Gouvernements, entreprises, citoyens : tous les acteurs doivent s’engager contre la déforestation
Les résultats du rapport soulignent que les solutions déployées pour lutter contre la déforestation doivent être adaptées au contexte local et sont plus efficaces lorsqu’elles se combinent. Le rapport met en avant la responsabilité des gouvernements et des entreprises dans l’accélération de la déforestation.
Le WWF les appelle à prendre plusieurs mesures urgentes :
- Garantir les droits des populations autochtones et des communautés locales pour leur permettre d’être au cœur de la protection et la gestion des forêts
- Garantir la conservation des zones riches en biodiversité
- Adopter et soutenir les législations visant à garantir que tous les produits commercialisés soient exempts de déforestation et de conversion d'autres écosystèmes, et respectent les droits humains
- Veiller à ce que les chaînes d'approvisionnement des entreprises soient durables et encourager davantage d'entreprises et d'institutions financières à s'engager en faveur de politiques zéro déforestation et conversion.
- Garantir que le risque déforestation est correctement intégré dans les Plans de Vigilance des entreprises soumises à la loi sur le devoir de vigilance de 2017
Il invite également les citoyens du monde entier à limiter leur consommation de protéines animales pour diminuer la pression sur les forêts et à mobiliser les dirigeants politiques et financiers pour mettre fin à la déforestation et à restaurer les forêts déjà dégradées.
Une opportunité cruciale en 2021 : obtenir une législation au niveau européen
D’après la Commission Européenne, la consommation de l'UE est responsable de plus de 10% de la déforestation mondiale en raison de sa demande de produits comme le bœuf, le soja pour l'alimentation animale, le cuir, le café, le cacao, le caoutchouc et l'huile de palme. Répondant à l’appel de la campagne #Together4Forests, plus d'un million de citoyens ont participé en fin d’année 2020 à la consultation publique de la Commission Européenne pour demander l’adoption en 2021 d’une législation européenne ambitieuse qui garantisse que les produits mis sur le marché européen ne sont pas liés à la déforestation, à la conversion des écosystèmes ou aux violations des droits humains.

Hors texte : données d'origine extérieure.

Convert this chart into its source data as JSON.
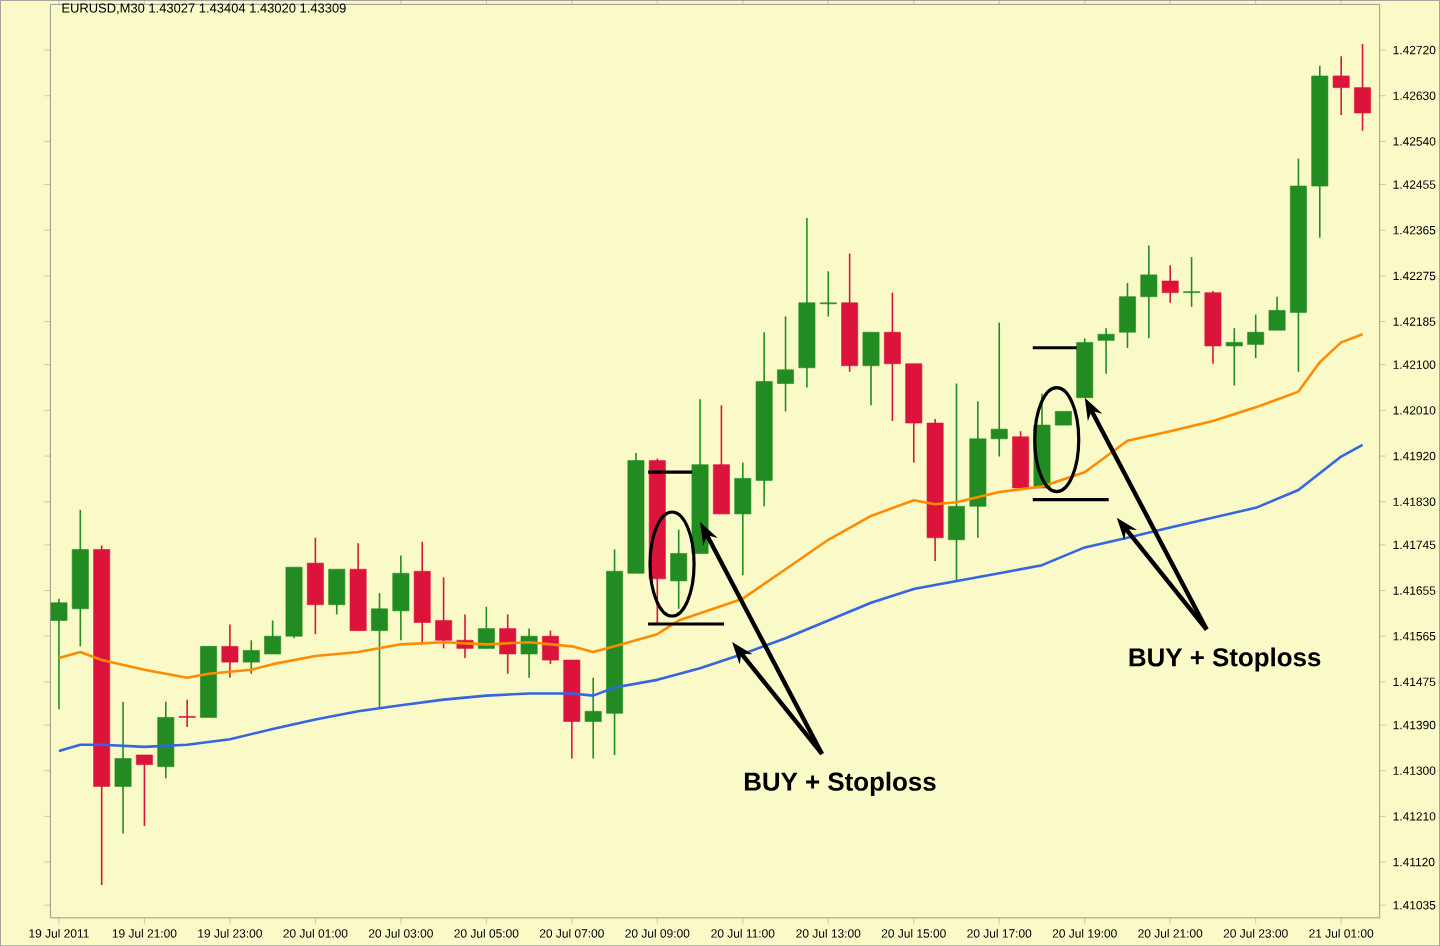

La France n’est pas en reste. Elle a déjà adopté en 2018 une Stratégie Nationale de lutte contre la Déforestation Importée (SNDI) mais sa mise en œuvre n’est toujours pas effective deux ans plus tard. Le WWF France, aux côtés des ONG engagées dans le suivi de la SNDI, a récemment partagé au gouvernement 10 mesures concrètes à mettre en œuvre rapidement pour une concrétisation ambitieuse de la SNDI.